Niklas tutted aloud. "Fucking hell. Look, we've been drifting out here for long enough. I have to get up top with Yuki and get us somewhere we can help Jin. We'll deal with this later, when everyone's safe."

"Right." Dane growled. "We've got supplies to deliver anyway. It looks like you're at least getting that far, Doctor."

"Thank you."

Dane ignored him. "Where are we heading, Nik? What hab?"

"Where the captain told us to go. We still have a job waiting for us there. Apparently." He paused. "We're gonna hit orbit in a few hours, then drop to Samarkand."

My chest tightened. I felt my ears droop like wilting bamboo.

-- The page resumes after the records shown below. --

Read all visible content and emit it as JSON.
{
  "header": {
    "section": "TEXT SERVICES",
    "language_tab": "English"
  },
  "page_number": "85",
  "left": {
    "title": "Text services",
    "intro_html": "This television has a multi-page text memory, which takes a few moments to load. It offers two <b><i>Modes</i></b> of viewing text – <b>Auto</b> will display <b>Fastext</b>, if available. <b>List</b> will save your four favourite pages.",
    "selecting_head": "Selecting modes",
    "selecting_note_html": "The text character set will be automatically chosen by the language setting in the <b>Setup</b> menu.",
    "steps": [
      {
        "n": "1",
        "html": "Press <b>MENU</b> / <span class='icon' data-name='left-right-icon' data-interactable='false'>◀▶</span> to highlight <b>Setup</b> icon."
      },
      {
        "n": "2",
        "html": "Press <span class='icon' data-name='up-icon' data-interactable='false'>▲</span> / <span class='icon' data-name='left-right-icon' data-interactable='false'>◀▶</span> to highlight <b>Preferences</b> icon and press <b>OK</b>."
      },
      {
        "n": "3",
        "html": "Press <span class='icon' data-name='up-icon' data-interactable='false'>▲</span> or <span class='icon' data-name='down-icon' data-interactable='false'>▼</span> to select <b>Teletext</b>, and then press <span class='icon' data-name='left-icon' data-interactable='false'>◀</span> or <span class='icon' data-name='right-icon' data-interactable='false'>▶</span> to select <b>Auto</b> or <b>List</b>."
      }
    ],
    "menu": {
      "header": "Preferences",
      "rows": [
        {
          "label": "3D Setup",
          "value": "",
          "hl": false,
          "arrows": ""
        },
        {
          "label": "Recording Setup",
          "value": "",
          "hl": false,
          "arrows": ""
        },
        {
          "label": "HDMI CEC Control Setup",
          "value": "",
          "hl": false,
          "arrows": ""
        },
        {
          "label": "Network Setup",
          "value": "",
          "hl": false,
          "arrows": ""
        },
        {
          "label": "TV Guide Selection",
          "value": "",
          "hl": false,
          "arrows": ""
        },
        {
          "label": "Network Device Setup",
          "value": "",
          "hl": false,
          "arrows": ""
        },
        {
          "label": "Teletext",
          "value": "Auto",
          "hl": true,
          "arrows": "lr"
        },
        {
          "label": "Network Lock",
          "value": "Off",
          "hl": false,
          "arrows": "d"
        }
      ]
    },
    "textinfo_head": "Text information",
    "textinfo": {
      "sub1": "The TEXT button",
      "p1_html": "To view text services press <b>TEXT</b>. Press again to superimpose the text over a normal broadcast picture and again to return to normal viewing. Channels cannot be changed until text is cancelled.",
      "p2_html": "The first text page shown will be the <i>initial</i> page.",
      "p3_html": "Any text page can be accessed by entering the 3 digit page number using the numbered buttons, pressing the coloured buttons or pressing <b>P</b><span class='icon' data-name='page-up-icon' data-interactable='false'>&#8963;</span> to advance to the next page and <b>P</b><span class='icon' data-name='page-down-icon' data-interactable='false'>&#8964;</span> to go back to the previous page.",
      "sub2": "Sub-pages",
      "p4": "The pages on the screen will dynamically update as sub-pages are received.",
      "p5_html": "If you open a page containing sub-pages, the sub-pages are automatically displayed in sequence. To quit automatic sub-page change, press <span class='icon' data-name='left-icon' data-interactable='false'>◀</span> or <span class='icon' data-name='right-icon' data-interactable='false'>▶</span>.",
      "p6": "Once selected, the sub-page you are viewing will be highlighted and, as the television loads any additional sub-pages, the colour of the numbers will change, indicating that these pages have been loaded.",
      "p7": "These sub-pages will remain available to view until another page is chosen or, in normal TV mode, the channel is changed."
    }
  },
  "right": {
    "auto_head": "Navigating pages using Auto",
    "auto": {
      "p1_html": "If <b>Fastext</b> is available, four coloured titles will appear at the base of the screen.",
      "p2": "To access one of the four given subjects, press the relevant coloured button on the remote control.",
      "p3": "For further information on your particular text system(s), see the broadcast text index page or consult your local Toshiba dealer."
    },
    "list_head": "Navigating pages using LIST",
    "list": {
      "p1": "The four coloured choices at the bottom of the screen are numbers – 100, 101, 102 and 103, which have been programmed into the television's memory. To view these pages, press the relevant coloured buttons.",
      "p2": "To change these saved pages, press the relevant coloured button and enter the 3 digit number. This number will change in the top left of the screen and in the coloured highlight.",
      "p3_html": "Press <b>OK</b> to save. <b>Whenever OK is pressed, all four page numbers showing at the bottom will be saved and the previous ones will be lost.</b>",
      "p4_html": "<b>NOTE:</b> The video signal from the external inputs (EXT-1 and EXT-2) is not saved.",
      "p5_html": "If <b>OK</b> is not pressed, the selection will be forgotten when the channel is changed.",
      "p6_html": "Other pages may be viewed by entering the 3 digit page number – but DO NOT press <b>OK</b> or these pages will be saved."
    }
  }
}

"Shit. I'll have to take Mika to get checked up too."

"On that snowball, Samarkand is our best bet. Yuki and I have to go over a pork-chop, see what delta we can save after all this shit."

Dorian swore again. "Amani, Hayes, keep our Terran friend company."

"Nothing drastic, guys. Keep him from doing anything suspicious, we'll get answers when Chief or Jin can talk." Niklas's voice drifted closer. "Dane, come up on the bridge; see if we can figure out what that asshole was doing at Jin's station. He had a PDC too."

I pulled myself closer to the crate. My uneasy feeling suddenly a lot worse.

So I was going home.

... The one place I never wanted to see again.